The Cleaner Neighbourhoods team makes regular visits throughout the area. Any dog found in a public place and unsupervised can be seized and transferred to Council approved kennels. Owners will be liable for the cost of kennelling fees and any other costs incurred including a £25 charge payable to the Council.

Dangerous dogs should be reported to the Police.

Microchipping

In April 2016 the Microchipping of Dogs (England) Regulations 2014 brought in a requirement for ALL dogs to be microchipped and contact details up-to-date by the time they are 8 weeks old.

Failure to keep a dog which is not microchipped with up-to-date details will lead to service of a notice requiring the keeper to have the dog chipped within 21 days.

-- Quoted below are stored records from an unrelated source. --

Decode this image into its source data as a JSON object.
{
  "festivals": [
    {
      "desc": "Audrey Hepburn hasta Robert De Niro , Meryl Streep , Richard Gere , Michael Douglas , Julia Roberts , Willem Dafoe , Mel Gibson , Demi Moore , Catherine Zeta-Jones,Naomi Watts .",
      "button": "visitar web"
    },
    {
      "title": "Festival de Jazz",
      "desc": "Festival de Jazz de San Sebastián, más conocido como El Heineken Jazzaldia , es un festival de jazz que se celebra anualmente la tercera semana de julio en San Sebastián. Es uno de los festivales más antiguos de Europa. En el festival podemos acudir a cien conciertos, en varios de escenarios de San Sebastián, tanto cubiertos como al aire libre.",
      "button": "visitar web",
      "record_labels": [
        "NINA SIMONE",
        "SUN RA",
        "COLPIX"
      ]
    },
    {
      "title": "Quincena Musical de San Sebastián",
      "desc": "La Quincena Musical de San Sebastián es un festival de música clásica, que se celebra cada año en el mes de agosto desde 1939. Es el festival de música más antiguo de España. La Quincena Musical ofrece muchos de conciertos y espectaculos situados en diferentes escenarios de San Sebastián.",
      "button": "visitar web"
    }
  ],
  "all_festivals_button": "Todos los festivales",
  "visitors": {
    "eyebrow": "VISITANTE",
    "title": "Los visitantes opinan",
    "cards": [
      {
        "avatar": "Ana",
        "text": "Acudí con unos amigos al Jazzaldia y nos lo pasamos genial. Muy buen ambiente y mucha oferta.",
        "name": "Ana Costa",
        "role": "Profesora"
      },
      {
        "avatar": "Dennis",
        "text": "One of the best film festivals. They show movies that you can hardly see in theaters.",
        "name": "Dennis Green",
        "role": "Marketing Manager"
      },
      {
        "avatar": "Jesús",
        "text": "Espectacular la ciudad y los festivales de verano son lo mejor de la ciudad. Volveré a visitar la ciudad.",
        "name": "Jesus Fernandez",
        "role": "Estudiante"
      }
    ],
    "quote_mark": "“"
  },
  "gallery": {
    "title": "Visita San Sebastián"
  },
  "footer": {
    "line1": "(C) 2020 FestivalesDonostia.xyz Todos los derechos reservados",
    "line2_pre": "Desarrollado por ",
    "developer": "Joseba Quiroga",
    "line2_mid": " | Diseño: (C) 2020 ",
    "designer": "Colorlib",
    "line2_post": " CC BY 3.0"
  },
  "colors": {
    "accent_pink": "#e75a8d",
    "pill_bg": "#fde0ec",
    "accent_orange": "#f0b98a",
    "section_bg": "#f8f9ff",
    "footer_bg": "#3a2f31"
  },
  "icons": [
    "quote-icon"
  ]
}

Failure to comply with the notice could see the keeper facing a fine of £500. Alternatively an enforcement officer may seize your dog, microchip it, register the details and then recover the cost from you.

Dog fouling

If the person in charge of a dog fails to clear up after it, they may be issued with a £50 fixed penalty.  The offender will then have 14 days in which to pay the fine or face prosecution in Magistrate's Court, where a maximum fine of £1000 can be imposed.

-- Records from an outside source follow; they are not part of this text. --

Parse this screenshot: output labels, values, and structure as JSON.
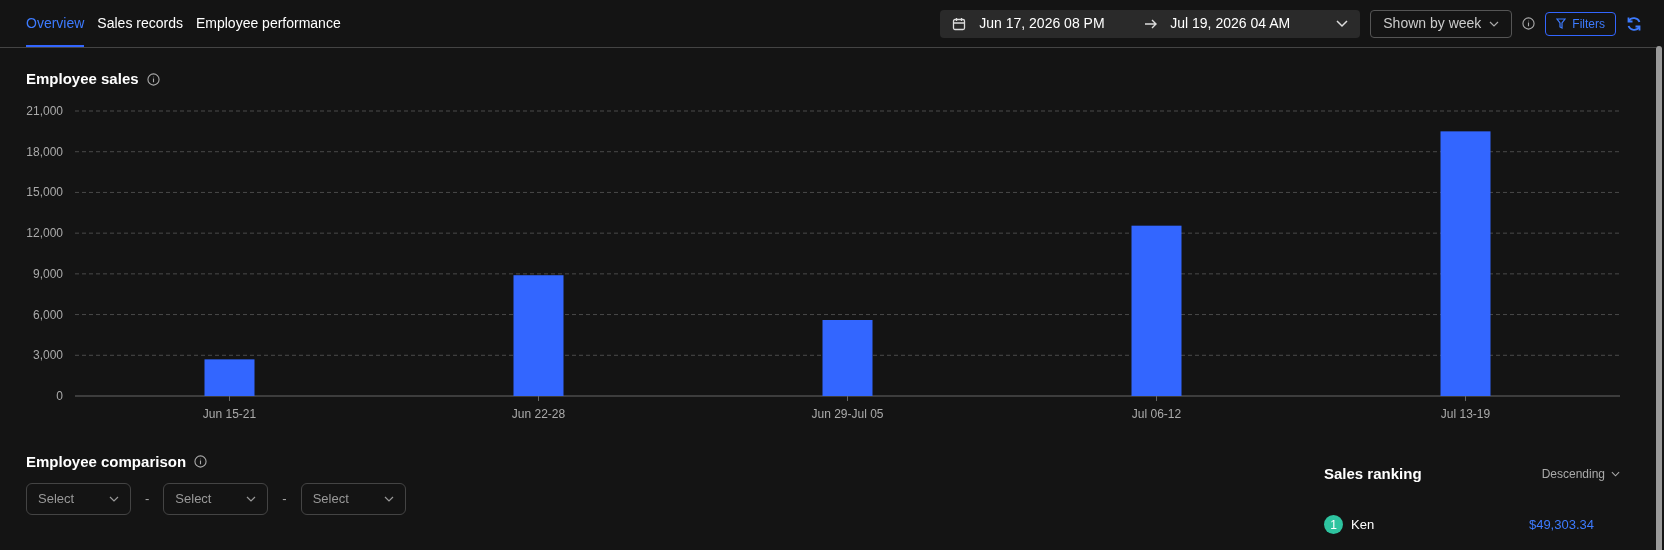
{
  "tabs": [
    {
      "label": "Overview",
      "selected": true
    },
    {
      "label": "Sales records",
      "selected": false
    },
    {
      "label": "Employee performance",
      "selected": false
    }
  ],
  "date_range": {
    "start": "Jun 17, 2026 08 PM",
    "end": "Jul 19, 2026 04 AM"
  },
  "grouping": {
    "value": "Shown by week"
  },
  "filters_button": "Filters",
  "employee_sales": {
    "title": "Employee sales",
    "chart_data": {
      "type": "bar",
      "categories": [
        "Jun 15-21",
        "Jun 22-28",
        "Jun 29-Jul 05",
        "Jul 06-12",
        "Jul 13-19"
      ],
      "grid": true,
      "series": [
        {
          "color": "#3366ff",
          "values": [
            2700,
            8900,
            5600,
            12550,
            19500
          ]
        }
      ],
      "ylim": [
        0,
        21000
      ],
      "yticks": [
        {
          "value": 0,
          "label": "0"
        },
        {
          "value": 3000,
          "label": "3,000"
        },
        {
          "value": 6000,
          "label": "6,000"
        },
        {
          "value": 9000,
          "label": "9,000"
        },
        {
          "value": 12000,
          "label": "12,000"
        },
        {
          "value": 15000,
          "label": "15,000"
        },
        {
          "value": 18000,
          "label": "18,000"
        },
        {
          "value": 21000,
          "label": "21,000"
        }
      ]
    }
  },
  "employee_comparison": {
    "title": "Employee comparison",
    "selects": [
      {
        "placeholder": "Select"
      },
      {
        "placeholder": "Select"
      },
      {
        "placeholder": "Select"
      }
    ],
    "separators": [
      "-",
      "-"
    ]
  },
  "sales_ranking": {
    "title": "Sales ranking",
    "sort": "Descending",
    "rows": [
      {
        "rank": "1",
        "name": "Ken",
        "amount": "$49,303.34"
      }
    ]
  }
}
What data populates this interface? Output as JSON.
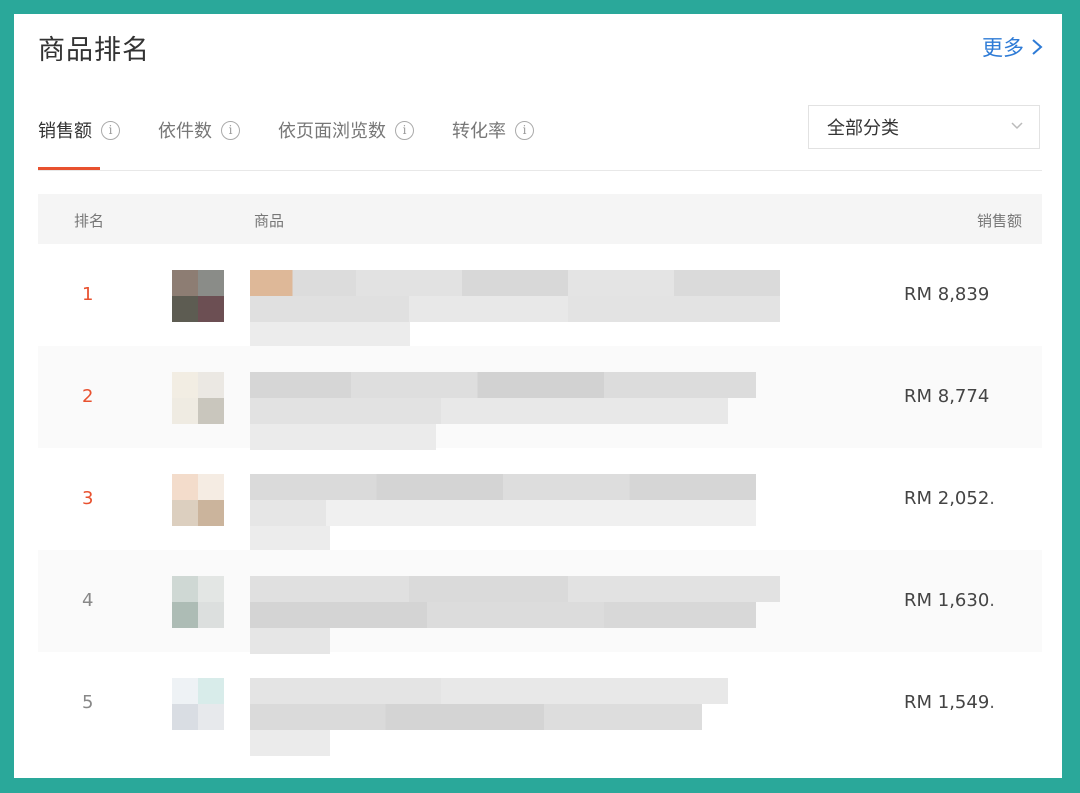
{
  "header": {
    "title": "商品排名",
    "more_label": "更多"
  },
  "tabs": [
    {
      "label": "销售额",
      "active": true
    },
    {
      "label": "依件数",
      "active": false
    },
    {
      "label": "依页面浏览数",
      "active": false
    },
    {
      "label": "转化率",
      "active": false
    }
  ],
  "category_select": {
    "value": "全部分类"
  },
  "table": {
    "columns": {
      "rank": "排名",
      "product": "商品",
      "sales": "销售额"
    },
    "rows": [
      {
        "rank": "1",
        "sales": "RM 8,839"
      },
      {
        "rank": "2",
        "sales": "RM 8,774"
      },
      {
        "rank": "3",
        "sales": "RM 2,052."
      },
      {
        "rank": "4",
        "sales": "RM 1,630."
      },
      {
        "rank": "5",
        "sales": "RM 1,549."
      }
    ]
  },
  "colors": {
    "accent": "#e8512f",
    "link": "#2e7bd6",
    "frame": "#2aa89a"
  },
  "icons": {
    "more": "chevron-right-icon",
    "info": "info-circle-icon",
    "select": "chevron-down-icon"
  }
}
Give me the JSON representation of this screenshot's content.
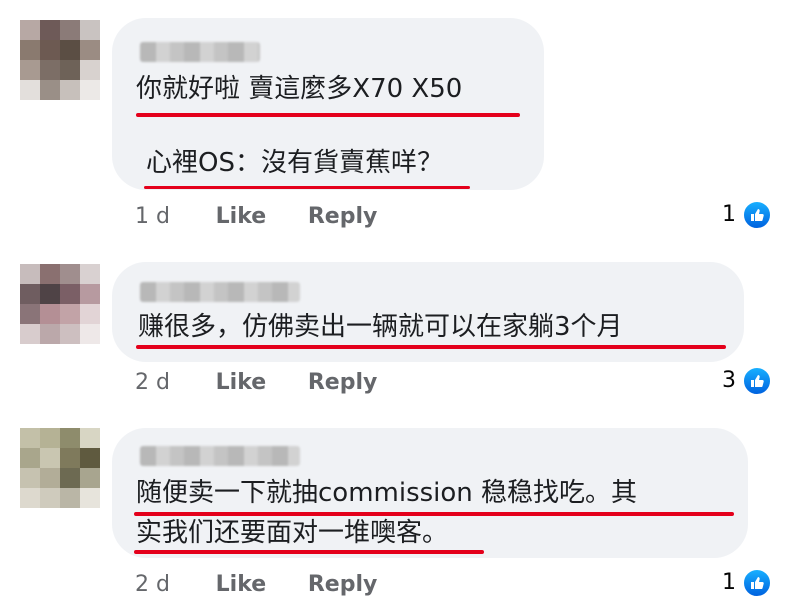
{
  "comments": [
    {
      "lines": [
        "你就好啦 賣這麼多X70 X50",
        "心裡OS：沒有貨賣蕉咩？"
      ],
      "time": "1 d",
      "like_label": "Like",
      "reply_label": "Reply",
      "reaction_count": "1",
      "reaction_icon": "thumbs-up-icon"
    },
    {
      "lines": [
        "赚很多，仿佛卖出一辆就可以在家躺3个月"
      ],
      "time": "2 d",
      "like_label": "Like",
      "reply_label": "Reply",
      "reaction_count": "3",
      "reaction_icon": "thumbs-up-icon"
    },
    {
      "lines": [
        "随便卖一下就抽commission 稳稳找吃。其",
        "实我们还要面对一堆噢客。"
      ],
      "time": "2 d",
      "like_label": "Like",
      "reply_label": "Reply",
      "reaction_count": "1",
      "reaction_icon": "thumbs-up-icon"
    }
  ],
  "colors": {
    "bubble": "#f0f2f5",
    "underline": "#e4001b",
    "meta_text": "#65676b",
    "like_blue": "#0571ed"
  }
}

An offence cannot be committed if:

  • the person in charge of the dog is registered blind;
  • the person who controls the land has consented to the faeces being left on the ground
  • the person in control of the dog has a reasonable excuse

The law does not consider as a reasonable excuse:

  1. ignorance of the law
  2. forgetting to carry a bag
  3. lack of no fouling signs

Only one fixed penalty will be issued to each offender, anyone caught failing to clean up on a second occasion, will be prosecuted.  If an authorised officer is obstructed whilst issuing a Fixed Penalty, the offender will be prosecuted.

How can I help?

If you witness an irresponsible dog owner, who fails to clean up after their dog has fouled, make a note of the date, time and location of the incident, along with a description of the dog and the owner and report to us along with their address if known. Dog owners generally tend to take their dogs for routine walks along the same routes so if there is a persistent problem we can monitor.

Tackling dog fouling is very important because it is one of the biggest concerns among residents.

We treat dog fouling as a high priority, educating and informing the public and where offences are committed enforcing the legislation. Clean Neighbourhoods Officers carry out regular patrols issuing fixed penalty notices to people who don't clean up after their dog.

It is a criminal offence not to clean up after a dog in your control. Offenders will be issued with a fixed penalty notice for £50. Failure to pay may lead to a prosecution with a fine of up to £1,000, a criminal record and court costs.

Accumulations

Under the Environmental Protection Act 1990, it is an offence to allow large quantities of dog faeces to accumulate in your garden as it can be unpleasant for your neighbours. Small amounts of dog faeces can be disposed of in domestic refuse, as long as they are in a sealed plastic bag.

Hopefully, any problem can be dealt with informally. If however, this is not the case, the Environmental Health Team may serve an abatement notice under the Environmental Protection Act 1990 which would require the owner or occupier of the premises to clear the garden of all dog faeces and keep it clean. Failure to comply with the notice may result in prosecution.